Monday, March 22, 2010

The Passion of our Lord according to St Luke

The reader’s theater proclamation of the Passion of our Lord according to St Luke was going well; each of the readers ably bringing forth the various parts and voices, and the narrator, a young woman with a confident public voice added gravitas to the whole thing. And then we got to the portion where Jesus is abused by the authorities and mocked and flogged by the soldiers and then dragged off to be killed. Her voice broke and she began to sob, unable to continue for some moments.

The waiting readers began to weep and so did most of the congregation. I could tell by the hankies and tissues up patting at eyes. But what was this moment about? Pious emotion overflowing for a time, feeling bad for Jesus, experiencing a bit of heartbreak over what he suffered?

I wonder if, on a deep, mostly unconscious level, we were weeping for ourselves, because so to speak, God showed up.
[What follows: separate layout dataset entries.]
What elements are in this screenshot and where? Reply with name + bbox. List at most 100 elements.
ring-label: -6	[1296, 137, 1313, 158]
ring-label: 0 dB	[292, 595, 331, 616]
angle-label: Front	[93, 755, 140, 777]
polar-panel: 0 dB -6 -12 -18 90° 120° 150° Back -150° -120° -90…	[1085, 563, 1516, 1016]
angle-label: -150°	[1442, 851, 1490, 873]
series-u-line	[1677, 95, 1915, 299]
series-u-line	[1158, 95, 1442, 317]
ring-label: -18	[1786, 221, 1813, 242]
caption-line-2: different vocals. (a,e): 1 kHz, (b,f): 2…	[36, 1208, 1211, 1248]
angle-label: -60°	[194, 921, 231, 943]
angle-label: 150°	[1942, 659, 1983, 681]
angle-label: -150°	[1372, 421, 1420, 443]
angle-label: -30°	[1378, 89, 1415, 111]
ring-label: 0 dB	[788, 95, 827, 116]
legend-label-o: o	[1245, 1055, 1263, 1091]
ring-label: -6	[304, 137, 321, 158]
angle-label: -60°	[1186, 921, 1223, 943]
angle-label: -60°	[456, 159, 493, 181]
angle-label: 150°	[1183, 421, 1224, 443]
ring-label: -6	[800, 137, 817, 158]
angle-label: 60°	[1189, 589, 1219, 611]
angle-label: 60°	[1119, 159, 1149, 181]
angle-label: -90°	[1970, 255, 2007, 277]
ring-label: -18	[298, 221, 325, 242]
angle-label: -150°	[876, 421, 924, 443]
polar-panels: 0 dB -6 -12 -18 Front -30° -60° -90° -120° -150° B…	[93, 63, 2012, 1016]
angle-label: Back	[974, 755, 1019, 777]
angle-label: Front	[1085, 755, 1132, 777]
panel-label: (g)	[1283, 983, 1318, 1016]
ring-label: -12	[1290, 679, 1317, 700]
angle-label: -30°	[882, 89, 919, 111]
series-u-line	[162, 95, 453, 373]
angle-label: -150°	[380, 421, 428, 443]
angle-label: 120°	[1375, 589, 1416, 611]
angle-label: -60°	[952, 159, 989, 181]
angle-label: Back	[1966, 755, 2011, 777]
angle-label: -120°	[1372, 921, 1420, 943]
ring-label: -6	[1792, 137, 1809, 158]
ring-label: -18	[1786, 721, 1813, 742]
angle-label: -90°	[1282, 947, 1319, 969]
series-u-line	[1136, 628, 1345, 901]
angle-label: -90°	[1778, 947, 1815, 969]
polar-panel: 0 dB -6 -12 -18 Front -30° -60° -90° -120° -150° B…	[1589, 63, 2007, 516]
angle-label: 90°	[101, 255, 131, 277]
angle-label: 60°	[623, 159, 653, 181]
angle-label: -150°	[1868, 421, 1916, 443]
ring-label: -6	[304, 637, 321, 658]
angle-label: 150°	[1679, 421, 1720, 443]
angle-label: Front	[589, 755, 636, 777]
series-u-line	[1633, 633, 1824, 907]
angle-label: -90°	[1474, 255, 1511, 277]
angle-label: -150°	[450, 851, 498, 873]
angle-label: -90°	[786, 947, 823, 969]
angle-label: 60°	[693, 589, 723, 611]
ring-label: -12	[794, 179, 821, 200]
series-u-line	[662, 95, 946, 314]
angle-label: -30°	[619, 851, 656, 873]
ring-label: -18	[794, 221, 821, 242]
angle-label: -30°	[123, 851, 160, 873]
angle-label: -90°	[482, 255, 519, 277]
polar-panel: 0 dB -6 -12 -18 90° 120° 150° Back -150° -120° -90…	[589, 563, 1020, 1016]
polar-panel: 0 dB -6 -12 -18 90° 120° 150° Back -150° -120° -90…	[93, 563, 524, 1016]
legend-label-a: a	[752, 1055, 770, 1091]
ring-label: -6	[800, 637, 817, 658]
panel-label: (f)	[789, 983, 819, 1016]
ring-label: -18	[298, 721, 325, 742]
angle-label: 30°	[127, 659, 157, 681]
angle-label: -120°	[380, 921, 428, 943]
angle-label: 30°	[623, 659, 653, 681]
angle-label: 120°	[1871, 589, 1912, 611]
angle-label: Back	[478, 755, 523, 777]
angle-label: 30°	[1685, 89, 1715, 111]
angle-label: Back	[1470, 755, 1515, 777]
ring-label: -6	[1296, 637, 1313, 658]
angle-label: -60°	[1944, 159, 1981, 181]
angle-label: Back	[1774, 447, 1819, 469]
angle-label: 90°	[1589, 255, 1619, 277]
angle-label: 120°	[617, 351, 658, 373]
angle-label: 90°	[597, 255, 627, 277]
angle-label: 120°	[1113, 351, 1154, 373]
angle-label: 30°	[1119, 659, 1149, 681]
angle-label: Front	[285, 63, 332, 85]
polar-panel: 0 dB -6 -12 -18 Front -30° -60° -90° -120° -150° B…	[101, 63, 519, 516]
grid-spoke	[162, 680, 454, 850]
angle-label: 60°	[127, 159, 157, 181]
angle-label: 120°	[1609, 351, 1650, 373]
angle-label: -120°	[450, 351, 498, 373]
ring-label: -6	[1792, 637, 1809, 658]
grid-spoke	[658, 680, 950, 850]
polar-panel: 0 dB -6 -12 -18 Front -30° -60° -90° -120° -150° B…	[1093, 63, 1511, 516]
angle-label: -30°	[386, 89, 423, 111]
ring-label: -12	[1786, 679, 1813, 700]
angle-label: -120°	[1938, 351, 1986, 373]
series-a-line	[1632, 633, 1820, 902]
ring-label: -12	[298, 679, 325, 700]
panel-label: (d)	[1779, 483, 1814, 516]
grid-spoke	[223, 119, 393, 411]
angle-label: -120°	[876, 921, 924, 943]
We were caught up in the deep truth of Luke’s passion narrative. The women who witnessed his lurching steps toward crucifixion were wailing for him, and Jesus shouted to them, “Daughters of Jerusalem, do not weep for me, but weep for yourselves and your children.”

This is about more than history or Jesus’ biography. The vignette needs to be honored as a vital part of what Alexander Shaia has called the annual church retreat. The examination of conscience, both individually and corporately, will reveal our entrapment in inescapable history and cultural milieu. Especially in this year of our Fourth Path call to service, such reality is difficult to face: not only do we hurt one another, but we are in turn hurt, abused, limited, enslaved to our pasts and mocked by the present. Why wouldn’t we weep?

Every experience of suffering and crucifixion and resurrection are apocalyptic, world-ending, rebirthing moments—truth be told, God moments, times when the reality of Christ as us is all too real. During this Lenten retreat, we have permission, even a mandate, to get so honest about ourselves personally and corporately, that we become able to let go and “weep for ourselves and our children.” Tears, like baptism, welcome us into both the death and the new life of the Christ.

Even Easter includes the startling, frightening presence of Christ, who announces: “Peace be with you.” In that moment, the universe lights up like a neon sign and we see: our journey is not about us, but about God and our neighbor and what happens when both show up in our lives—for real.